The most common patterns include the blanket (a white patch with dark spots over the horse’s hindquarters) and the full leopard pattern (spots scattered across the entire body). In addition to their unique coat, Appaloosas often have other distinctive traits like mottled skin, striped hooves, and a visible white sclera around the eyes.

Bonus Colors

11. Overo (Genetic Variant: LWO/n)

Overo is a paint pattern characterized by irregular, scattered white markings that do not cross the horse's back. This pattern is controlled by the frame gene (LWO). Horses with one copy of the frame gene (LWO/n) have jagged, scattered white patches, often with dark areas around the face and body.

The frame gene is associated with Lethal White Overo Syndrome, which occurs when a horse inherits two copies of the LWO gene (LWO/LWO). Foals with this genetic combination are born completely white and suffer from a fatal condition that affects their digestive system.

12. Brindle (Genetic Variants: BR1/BR1, BR1/n)

Brindle horses have a rare and striking striping pattern across their body, which can appear as a mix of dark and light stripes. The exact genetic mechanism behind brindle patterns is not fully understood, but it’s thought to result from chimerism (when two different sets of DNA are combined in one animal) or a rare gene interaction that creates the striped appearance.

13. Silver (Genetic Variants: Z/Z, Z/n)

Silver horses have a black base coat diluted by the silver gene (Z), resulting in a dark coat with a white mane that often has a silvery sheen. The gene lightens the mane and tail to a striking white or silver color. The silver gene can act on any base coat color to give many horses a shiny, or silvery, appearance.

Conclusion

Horse coat colors are a fascinating result of genetic interactions that shape each horse's unique appearance. By understanding the genetics behind colors, we gain insight into the complexity of equine biology and the beauty of genetic diversity. Whether it's the golden glow of a palomino or the striking sheen of a silver horse, each color is a testament to the intricate dance of genes that contribute to the spectrum of equine coats.

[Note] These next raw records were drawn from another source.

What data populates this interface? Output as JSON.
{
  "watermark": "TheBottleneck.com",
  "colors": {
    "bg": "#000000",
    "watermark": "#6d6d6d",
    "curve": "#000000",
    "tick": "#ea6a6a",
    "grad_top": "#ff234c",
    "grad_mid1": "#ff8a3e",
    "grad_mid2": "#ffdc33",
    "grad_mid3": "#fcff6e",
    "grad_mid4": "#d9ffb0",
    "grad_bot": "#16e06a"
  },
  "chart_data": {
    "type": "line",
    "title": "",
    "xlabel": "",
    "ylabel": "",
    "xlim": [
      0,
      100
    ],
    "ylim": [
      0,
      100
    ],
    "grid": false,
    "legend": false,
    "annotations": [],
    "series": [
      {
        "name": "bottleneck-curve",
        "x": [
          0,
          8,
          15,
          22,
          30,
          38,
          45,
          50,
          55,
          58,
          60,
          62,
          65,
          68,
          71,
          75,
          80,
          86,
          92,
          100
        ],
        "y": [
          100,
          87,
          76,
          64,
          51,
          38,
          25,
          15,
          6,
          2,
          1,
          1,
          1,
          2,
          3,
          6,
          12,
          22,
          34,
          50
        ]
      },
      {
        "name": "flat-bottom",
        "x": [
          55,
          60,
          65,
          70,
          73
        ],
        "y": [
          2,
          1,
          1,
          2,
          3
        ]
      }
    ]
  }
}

Exploring these genetic variants not only enhances our appreciation for these magnificent creatures but also provides a deeper connection to the science behind their stunning appearances. Whether you're a horse enthusiast, a breeder, or just someone who appreciates their beauty, there is no doubt that the world of horse colors is fascinating.

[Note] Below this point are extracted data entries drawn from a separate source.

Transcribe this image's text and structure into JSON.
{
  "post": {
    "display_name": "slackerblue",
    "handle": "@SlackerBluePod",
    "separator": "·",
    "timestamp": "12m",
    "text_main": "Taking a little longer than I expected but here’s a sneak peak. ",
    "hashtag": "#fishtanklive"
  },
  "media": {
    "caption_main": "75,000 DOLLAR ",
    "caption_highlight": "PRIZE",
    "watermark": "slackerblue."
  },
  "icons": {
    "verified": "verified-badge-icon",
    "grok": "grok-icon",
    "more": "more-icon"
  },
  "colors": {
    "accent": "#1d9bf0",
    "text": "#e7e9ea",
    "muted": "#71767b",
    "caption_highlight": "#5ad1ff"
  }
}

Want to know more? Check out our in-depth look at the genetics behind horse colors and learn how to understand a horse’s color DNA results.

Glossary

Locus (plural: loci): A specific location on a gene where certain traits, like coat color, are controlled. Think of it as an "address" on the horse's DNA where specific instructions are stored.

Allele: A version of a gene. Horses inherit two alleles for each gene—one from each parent. These alleles work together to determine traits, like coat color. ** Dominant:** An allele that "overrides" the other allele and shows up in the horse’s traits, even if only one copy is present. For example, if a horse has one dominant allele for black pigment, the horse will have black pigment.

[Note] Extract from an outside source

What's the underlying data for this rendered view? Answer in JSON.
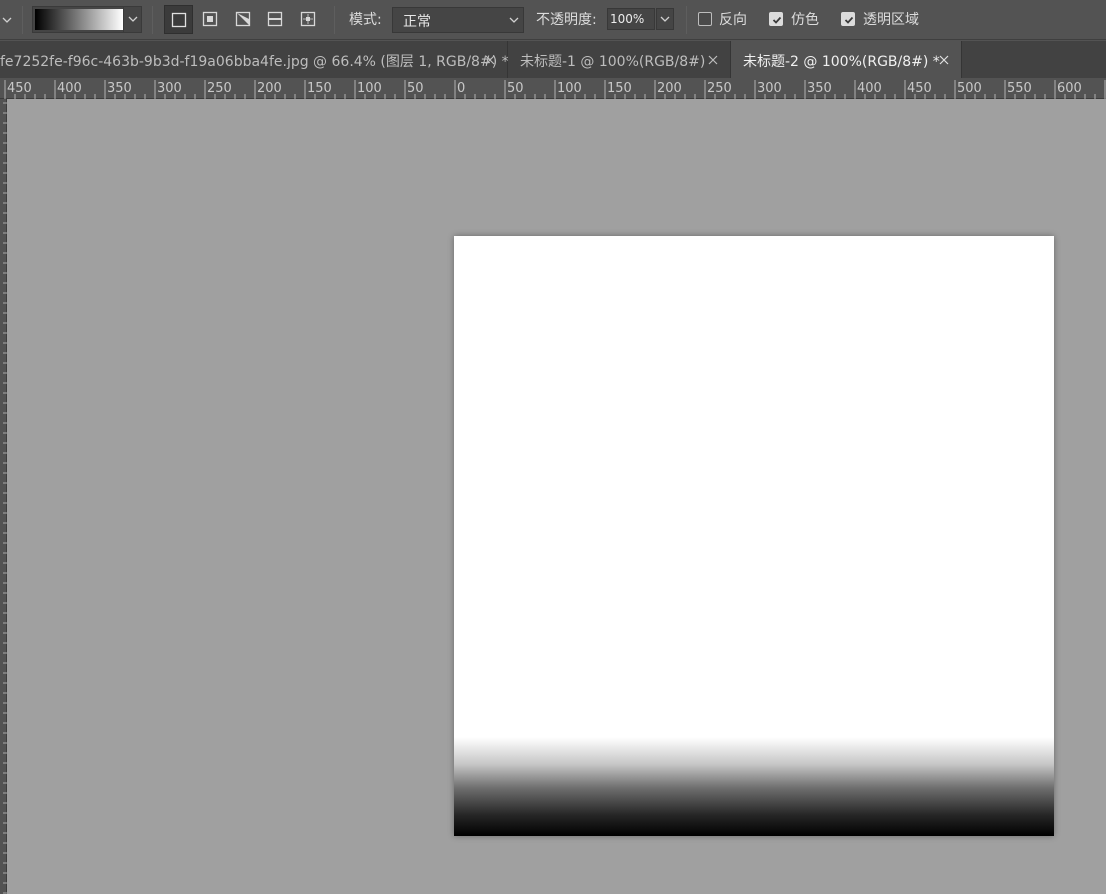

Recessive: An allele that only shows up in the horse’s traits if it’s paired with another recessive allele. In other words, both parents must pass down a recessive allele for it to be seen.

Homozygous: When a horse has two identical alleles at a particular locus, either two dominant or two recessive. This can affect traits consistently, like always passing down the same coat color to offspring.

Heterozygous: When a horse has two different alleles at a particular locus, one dominant and one recessive. The dominant allele usually determines the horse's traits, but the horse can still pass on the recessive allele to its offspring.